Lo dichiara il commissario regionale della Lega in Calabria, Giacomo Francesco Saccomanno. “Ma, la necessità di essere coerenti e rispettare la “questione morale”, – prosegue la nota – spesso sbandierata e tante volte dimenticata, non può nascondersi“. L’operazione di stamani denominata “Maestrale Carthago“, coordinata dalla Direzione distrettuale antimafia di Catanzaro, guidata dal procuratore Nicola Gratteri, dimostra che il sistema criminale è pesantemente penetrato nelle istituzioni e nella società civile. Una indagine che ha dimostrato uno spaccato inquietante e che deve far riflettere tutti. In particolare le istituzioni, la politica e la società civile. Grazie a Nicola Gratteri ed al suo coraggio si stanno scoperchiando omicidi, estorsioni, collusioni e, comunque, un sistema criminale ben integrato“.

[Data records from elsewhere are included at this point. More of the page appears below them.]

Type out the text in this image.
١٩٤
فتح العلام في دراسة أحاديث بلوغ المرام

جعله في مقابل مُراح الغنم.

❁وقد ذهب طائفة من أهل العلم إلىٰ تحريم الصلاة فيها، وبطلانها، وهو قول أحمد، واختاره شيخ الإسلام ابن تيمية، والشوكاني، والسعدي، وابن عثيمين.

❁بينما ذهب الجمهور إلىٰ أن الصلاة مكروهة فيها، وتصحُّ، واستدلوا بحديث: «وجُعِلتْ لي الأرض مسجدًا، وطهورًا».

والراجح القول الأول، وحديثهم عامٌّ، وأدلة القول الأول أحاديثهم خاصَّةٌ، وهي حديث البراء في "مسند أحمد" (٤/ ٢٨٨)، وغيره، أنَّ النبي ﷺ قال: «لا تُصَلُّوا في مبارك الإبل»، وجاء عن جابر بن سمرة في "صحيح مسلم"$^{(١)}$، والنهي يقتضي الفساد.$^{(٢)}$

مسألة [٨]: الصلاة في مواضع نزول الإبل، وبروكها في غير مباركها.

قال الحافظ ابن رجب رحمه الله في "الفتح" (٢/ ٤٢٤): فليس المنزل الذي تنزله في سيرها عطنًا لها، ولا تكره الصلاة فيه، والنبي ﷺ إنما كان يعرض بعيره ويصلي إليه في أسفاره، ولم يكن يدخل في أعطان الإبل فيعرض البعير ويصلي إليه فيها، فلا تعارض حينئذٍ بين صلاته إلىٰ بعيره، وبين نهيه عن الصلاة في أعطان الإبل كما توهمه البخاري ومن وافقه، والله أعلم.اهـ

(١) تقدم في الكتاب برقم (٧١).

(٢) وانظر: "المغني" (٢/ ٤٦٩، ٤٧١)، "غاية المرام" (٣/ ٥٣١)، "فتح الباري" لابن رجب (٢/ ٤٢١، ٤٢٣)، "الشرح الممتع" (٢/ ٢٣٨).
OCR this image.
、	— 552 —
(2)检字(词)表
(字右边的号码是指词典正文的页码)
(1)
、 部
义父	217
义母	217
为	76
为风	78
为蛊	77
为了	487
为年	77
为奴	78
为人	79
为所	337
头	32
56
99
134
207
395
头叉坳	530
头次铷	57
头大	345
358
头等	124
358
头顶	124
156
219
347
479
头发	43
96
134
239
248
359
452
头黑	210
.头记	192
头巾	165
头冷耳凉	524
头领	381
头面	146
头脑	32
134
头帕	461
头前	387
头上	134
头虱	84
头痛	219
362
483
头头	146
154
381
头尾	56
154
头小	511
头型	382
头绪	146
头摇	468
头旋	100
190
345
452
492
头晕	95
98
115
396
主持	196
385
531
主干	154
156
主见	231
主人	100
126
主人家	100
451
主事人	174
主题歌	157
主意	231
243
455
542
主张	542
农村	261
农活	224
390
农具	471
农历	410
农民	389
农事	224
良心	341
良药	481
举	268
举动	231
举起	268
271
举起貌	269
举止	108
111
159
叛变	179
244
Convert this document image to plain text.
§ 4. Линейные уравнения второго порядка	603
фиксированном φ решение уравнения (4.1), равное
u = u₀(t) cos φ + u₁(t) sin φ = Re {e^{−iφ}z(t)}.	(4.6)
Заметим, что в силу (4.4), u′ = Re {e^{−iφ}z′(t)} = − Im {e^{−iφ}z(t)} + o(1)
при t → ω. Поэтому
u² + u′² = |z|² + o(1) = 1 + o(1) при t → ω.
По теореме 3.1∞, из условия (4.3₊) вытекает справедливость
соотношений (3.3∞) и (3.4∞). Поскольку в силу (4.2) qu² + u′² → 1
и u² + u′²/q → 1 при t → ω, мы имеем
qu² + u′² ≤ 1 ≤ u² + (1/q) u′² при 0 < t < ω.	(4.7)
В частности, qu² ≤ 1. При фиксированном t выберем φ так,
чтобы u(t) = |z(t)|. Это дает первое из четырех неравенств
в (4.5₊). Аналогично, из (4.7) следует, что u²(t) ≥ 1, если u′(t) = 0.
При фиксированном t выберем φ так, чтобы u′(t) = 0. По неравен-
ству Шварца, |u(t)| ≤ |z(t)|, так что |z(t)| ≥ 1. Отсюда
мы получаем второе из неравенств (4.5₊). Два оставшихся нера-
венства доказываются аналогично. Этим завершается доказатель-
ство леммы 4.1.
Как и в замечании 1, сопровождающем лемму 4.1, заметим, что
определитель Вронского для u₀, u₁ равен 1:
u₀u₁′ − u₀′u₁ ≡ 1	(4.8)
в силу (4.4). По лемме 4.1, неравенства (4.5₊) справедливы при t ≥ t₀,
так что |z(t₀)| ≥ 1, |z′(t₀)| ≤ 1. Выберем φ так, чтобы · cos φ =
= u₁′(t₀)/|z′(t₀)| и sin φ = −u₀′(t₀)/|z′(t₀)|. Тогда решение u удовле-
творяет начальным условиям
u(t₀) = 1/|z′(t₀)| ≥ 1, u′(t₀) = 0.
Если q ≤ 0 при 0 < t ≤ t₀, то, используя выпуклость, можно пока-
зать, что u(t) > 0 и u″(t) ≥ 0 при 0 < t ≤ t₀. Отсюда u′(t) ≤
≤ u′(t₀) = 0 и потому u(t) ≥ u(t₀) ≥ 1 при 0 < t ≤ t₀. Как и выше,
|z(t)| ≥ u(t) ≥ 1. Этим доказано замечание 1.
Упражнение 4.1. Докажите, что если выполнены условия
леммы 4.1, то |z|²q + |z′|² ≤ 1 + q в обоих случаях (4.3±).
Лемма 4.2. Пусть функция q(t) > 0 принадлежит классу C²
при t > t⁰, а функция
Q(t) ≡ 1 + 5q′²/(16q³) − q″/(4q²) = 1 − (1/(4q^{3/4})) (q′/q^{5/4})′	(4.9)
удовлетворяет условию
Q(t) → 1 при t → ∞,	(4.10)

“Un forte plauso – conclude Saccomanno – alla Procura distrettuale antimafia, ai magistrati, alle forze dell’ordine ed a tutti coloro che hanno partecipato ad accertare tanti possibili reati. La Calabria ha necessità di chiarezza e trasparenza e di un’azione amministrativa impermeabile e al di sopra di qualsiasi sospetto“.